“TV – THAT’S WHERE MOVIES GO WHEN THEY DIE:” Rewatching the First Televised Oscars.
One decision the AMPAS board of 1953 did not have to anguish over was the selection of the host: the availability of stand-up comedian and radio and film superstar Bob Hope made life easy. The most versatile, reliable, and motor-mouthed MC of the mid-twentieth century, especially when his writers were waiting in the wings, Hope had first hosted the ceremonies in 1940 when Gone With the Wind took home eight Oscars (“What a wonderful thing — this benefit for David Selznick!”) and he would perform the duty 13 times in all, up until 1978.
The minute Hope walks to the podium he owns the room. His cascade of non-stop punchlines taps two main veins: side-eyed swipes at television (“Jack Warner still refers to TV as that furniture that stares back”) and the long-running gag about his unrequited Oscar-love. (“I like to be here just in case. You can never tell — one year there might be one left over.”) For viewers under a certain age, Hope’s topical humor may require a footnote. “Don’t glare at me, you melted-down Stevenson button!” he snaps at the shelf of Oscars stage left. When actor Ray Milland walks off stage, he muses, “I wonder if he ever redeemed his typewriter.” An evergreen joke that cuts both ways gets the biggest laugh of the night: “TV — that’s where movies go when they die.”

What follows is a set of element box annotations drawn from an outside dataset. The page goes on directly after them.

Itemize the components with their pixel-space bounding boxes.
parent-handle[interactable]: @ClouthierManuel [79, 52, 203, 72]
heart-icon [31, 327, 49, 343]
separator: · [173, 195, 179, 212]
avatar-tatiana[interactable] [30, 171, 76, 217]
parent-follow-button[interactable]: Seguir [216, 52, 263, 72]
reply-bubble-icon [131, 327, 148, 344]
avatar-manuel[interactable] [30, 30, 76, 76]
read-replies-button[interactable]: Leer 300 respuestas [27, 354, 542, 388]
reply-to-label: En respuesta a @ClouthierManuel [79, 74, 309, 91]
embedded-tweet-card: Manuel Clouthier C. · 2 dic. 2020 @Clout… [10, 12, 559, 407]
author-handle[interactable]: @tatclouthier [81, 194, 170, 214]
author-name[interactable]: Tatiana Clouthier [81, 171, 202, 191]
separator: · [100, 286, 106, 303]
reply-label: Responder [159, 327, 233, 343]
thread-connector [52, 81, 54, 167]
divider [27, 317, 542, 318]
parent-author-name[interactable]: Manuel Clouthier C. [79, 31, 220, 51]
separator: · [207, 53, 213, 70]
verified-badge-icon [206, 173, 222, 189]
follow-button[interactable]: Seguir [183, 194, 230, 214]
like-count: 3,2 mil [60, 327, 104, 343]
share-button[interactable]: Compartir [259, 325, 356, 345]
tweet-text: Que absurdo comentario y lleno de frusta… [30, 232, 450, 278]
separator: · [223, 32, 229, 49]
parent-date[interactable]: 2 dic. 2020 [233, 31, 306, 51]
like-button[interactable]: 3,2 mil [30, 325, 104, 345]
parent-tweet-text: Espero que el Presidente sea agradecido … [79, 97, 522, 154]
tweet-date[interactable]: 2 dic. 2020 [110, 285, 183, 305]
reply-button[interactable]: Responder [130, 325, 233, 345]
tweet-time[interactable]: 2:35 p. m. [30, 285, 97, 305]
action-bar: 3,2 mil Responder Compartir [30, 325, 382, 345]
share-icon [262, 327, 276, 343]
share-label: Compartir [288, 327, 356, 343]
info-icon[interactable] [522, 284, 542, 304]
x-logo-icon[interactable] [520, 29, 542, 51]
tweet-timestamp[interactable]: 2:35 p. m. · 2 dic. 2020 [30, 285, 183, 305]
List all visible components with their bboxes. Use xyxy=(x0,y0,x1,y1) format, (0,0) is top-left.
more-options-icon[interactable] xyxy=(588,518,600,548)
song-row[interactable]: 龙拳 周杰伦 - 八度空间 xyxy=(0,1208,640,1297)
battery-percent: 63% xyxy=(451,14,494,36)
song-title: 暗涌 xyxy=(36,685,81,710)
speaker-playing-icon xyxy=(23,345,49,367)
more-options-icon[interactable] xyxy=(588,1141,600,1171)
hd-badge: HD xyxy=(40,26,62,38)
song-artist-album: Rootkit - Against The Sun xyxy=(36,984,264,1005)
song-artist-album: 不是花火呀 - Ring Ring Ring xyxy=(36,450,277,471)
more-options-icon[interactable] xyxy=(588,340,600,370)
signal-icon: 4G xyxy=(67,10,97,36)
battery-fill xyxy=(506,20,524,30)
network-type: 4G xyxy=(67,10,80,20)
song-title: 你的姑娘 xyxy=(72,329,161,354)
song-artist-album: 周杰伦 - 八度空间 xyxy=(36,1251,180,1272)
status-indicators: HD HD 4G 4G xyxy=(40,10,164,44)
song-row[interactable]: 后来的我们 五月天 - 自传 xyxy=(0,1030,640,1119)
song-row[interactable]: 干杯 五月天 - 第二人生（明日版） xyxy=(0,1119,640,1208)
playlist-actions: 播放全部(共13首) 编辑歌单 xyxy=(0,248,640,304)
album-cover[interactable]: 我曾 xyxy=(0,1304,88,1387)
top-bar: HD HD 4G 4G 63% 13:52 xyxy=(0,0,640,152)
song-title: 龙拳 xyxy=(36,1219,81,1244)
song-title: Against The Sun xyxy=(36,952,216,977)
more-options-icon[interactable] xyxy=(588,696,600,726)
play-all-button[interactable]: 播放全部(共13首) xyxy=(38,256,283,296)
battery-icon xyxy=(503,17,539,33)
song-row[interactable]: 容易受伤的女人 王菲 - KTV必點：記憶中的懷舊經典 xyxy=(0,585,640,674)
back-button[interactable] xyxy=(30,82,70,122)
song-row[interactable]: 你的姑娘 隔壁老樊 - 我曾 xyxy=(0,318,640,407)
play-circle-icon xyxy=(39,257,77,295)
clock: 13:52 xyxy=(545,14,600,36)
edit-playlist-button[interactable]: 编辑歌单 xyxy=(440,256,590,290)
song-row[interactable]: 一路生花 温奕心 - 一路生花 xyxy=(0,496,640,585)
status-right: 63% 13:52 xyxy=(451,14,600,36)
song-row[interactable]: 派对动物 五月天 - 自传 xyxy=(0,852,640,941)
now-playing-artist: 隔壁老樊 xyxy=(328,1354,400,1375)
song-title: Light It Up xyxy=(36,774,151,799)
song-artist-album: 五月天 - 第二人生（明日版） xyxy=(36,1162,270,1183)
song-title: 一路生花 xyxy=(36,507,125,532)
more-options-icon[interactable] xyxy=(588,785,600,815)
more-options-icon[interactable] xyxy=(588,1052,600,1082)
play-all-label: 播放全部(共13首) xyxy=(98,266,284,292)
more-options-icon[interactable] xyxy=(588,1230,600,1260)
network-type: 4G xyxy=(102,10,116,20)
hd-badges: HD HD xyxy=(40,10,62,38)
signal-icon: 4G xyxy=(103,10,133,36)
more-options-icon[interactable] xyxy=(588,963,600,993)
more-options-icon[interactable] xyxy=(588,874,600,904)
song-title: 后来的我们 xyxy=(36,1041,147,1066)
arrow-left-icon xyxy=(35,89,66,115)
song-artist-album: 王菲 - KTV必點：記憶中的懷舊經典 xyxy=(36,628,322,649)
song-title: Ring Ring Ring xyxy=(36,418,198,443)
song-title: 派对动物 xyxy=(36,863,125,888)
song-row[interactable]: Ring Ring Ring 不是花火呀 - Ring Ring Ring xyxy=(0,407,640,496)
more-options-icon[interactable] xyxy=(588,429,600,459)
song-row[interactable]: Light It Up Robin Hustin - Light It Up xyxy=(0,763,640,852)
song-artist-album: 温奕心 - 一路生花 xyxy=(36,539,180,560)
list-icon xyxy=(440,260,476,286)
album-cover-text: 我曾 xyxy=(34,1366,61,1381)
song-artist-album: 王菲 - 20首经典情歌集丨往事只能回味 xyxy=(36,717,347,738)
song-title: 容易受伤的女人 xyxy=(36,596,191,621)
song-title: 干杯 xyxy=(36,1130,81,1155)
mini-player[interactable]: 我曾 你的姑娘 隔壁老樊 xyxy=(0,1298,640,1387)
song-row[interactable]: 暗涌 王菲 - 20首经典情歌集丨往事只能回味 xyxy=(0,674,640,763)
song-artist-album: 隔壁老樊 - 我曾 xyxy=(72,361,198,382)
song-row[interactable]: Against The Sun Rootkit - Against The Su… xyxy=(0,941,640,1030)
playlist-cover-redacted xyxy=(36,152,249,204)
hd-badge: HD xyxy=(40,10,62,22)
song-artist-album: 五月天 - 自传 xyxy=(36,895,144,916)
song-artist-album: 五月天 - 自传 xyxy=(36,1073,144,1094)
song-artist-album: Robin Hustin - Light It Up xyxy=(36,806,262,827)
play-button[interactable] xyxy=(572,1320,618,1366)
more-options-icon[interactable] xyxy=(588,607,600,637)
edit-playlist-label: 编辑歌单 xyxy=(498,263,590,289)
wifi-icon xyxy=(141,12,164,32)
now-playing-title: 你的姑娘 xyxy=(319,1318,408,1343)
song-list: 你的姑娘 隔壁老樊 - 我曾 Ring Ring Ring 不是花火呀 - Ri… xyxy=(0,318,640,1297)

In the 1998 A&E documentary version of Neal Gabler’s excellent 1989 book, An Empire of their Own: How the Jews Invented Hollywood, the narrator (actor R.H. Thomson) notes that after being unable to break the monopoly that east coast-based Thomas Edison had on moviemaking at the start of the 20th century, the largely Jewish immigrants who created what we now call Hollywood went west, both for the excellent weather that allowed them to film outdoors throughout most of the year, and for the freedom to build, as Gabler dubbed it in his title, “An Empire of their Own,” far from Edison’s (often anti-Semitic) control. Eventually, with 75 percent of the public going to the movies at least once a week between the wars:
Actors became the gods and goddesses of the new American religion. And where there are new gods, there must be new idols. So the studio heads began a movie guild with the lofty title of the Academy of Motion Picture Arts and Sciences. It was [MGM’s Louis B.] Mayer’s brilliant idea [in 1929] to create the Oscars, where the movie moguls could honor themselves by giving each other awards. In this way, they went from being a group of immigrant Jews, to award-winning American producers.
Not to mention, as one biographer quoted Mayer, “I found that the best way to handle [filmmakers] was to hang medals all over them. […] If I got them cups and awards they’d kill themselves to produce what I wanted. That’s why the Academy Award was created.”